Attention soutenue et imperceptible tension dans la salle comble. Les conclusions de l’étude sur la gouvernance au féminin rendues publiques lors de la première Conférence sur la gouvernance au féminin organisée le 9 avril 2013 à Rabat par le ministère des Affaires générales et de la gouvernance et l’Institut marocain des administrateurs, en partenariat avec ONU-Femmes et avec le soutien de la SFI et du Club des femmes administrateurs, sur le thème «Gouvernance au féminin et performance de l’entreprise» n’ont pas laissé indifférents les participantes et les participants.

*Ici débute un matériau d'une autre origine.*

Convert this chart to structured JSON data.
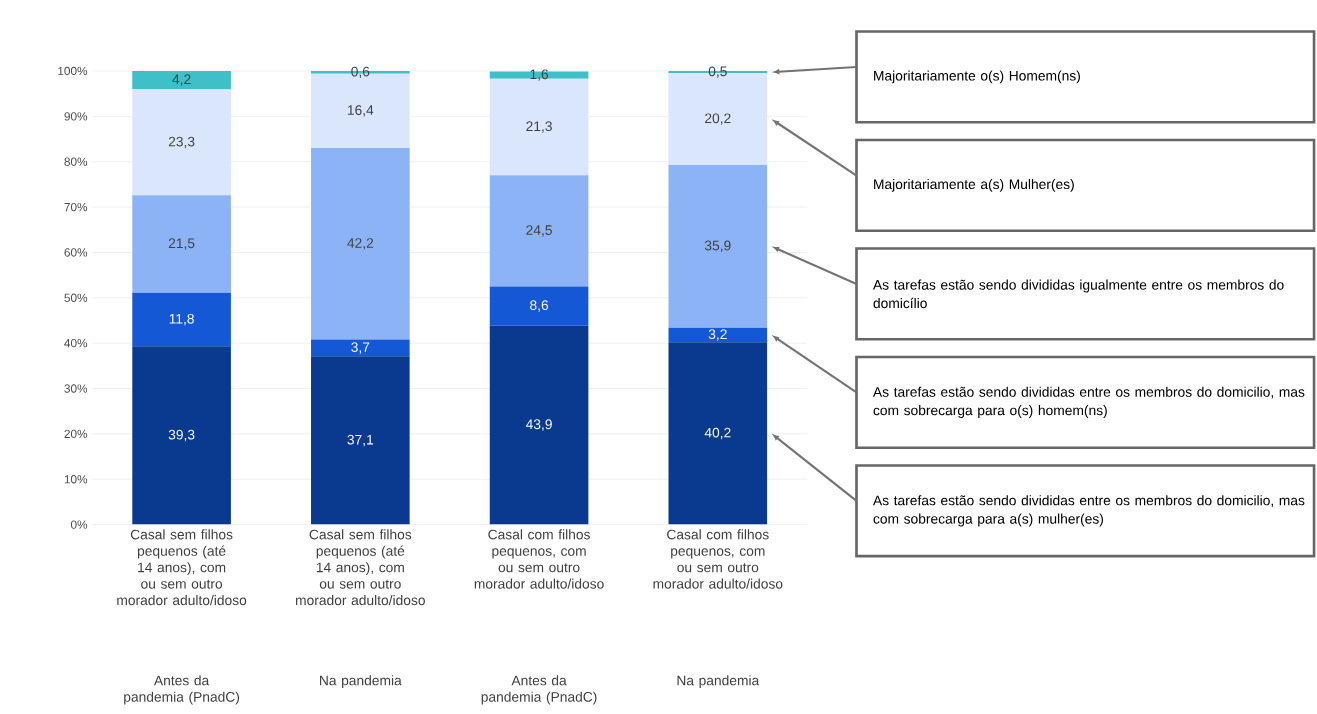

 Ils étaient venus très nombreux : d’éminents acteurs de la société civile, des experts, nationaux et internationaux, des secteurs publics et privés, de la société civile et du monde universitaire… Tous ont écouté Najib Boulif rappeler les avancées de l’Islam avec l’épouse du prophète qui commerçait, avec toutes ces femmes de l’époque, déjà responsables de la hisba. Un ministre qui s’engage à accompagner les avancées de la Constitution. Autre tonalité dans les interventions, celles d’Anass Alami, président de l’Institut des administrateurs marocains, de Mme Miriam Bensalah, présidente de la CGEM «qui accompagne et renforce la formation des femmes pour qu’elles défendent leurs droits» et Mme Leila Rhiwi, représentante du bureau multi pays pour le Maghreb de l’ONU-Femmes qui rappellent tous le réel douloureux : le Maroc se place à la 129e place sur 135 pays et, selon l’étude faite, sur 10 administrateurs on ne trouve qu’une seule femme, soit moins de 11% de femmes administrateurs dans les entreprises publiques et privées. Ce qui fait dire à Khalid Safir, SG du ministère des Finances, que cette question ne concerne pas seulement les femmes, mais intéresse l’ensemble de la société». Avec l’étude réalisée, la réalité est formalisée, et nous disposons désormais d’une bonne radioscopie de la situation. Comment changer progressivement celle-ci ? Par les textes, les lois, les réseaux d’influence, la formation ?    Autant de propositions discutées qui laissent penser que, sans doute, les choses commencent à bouger !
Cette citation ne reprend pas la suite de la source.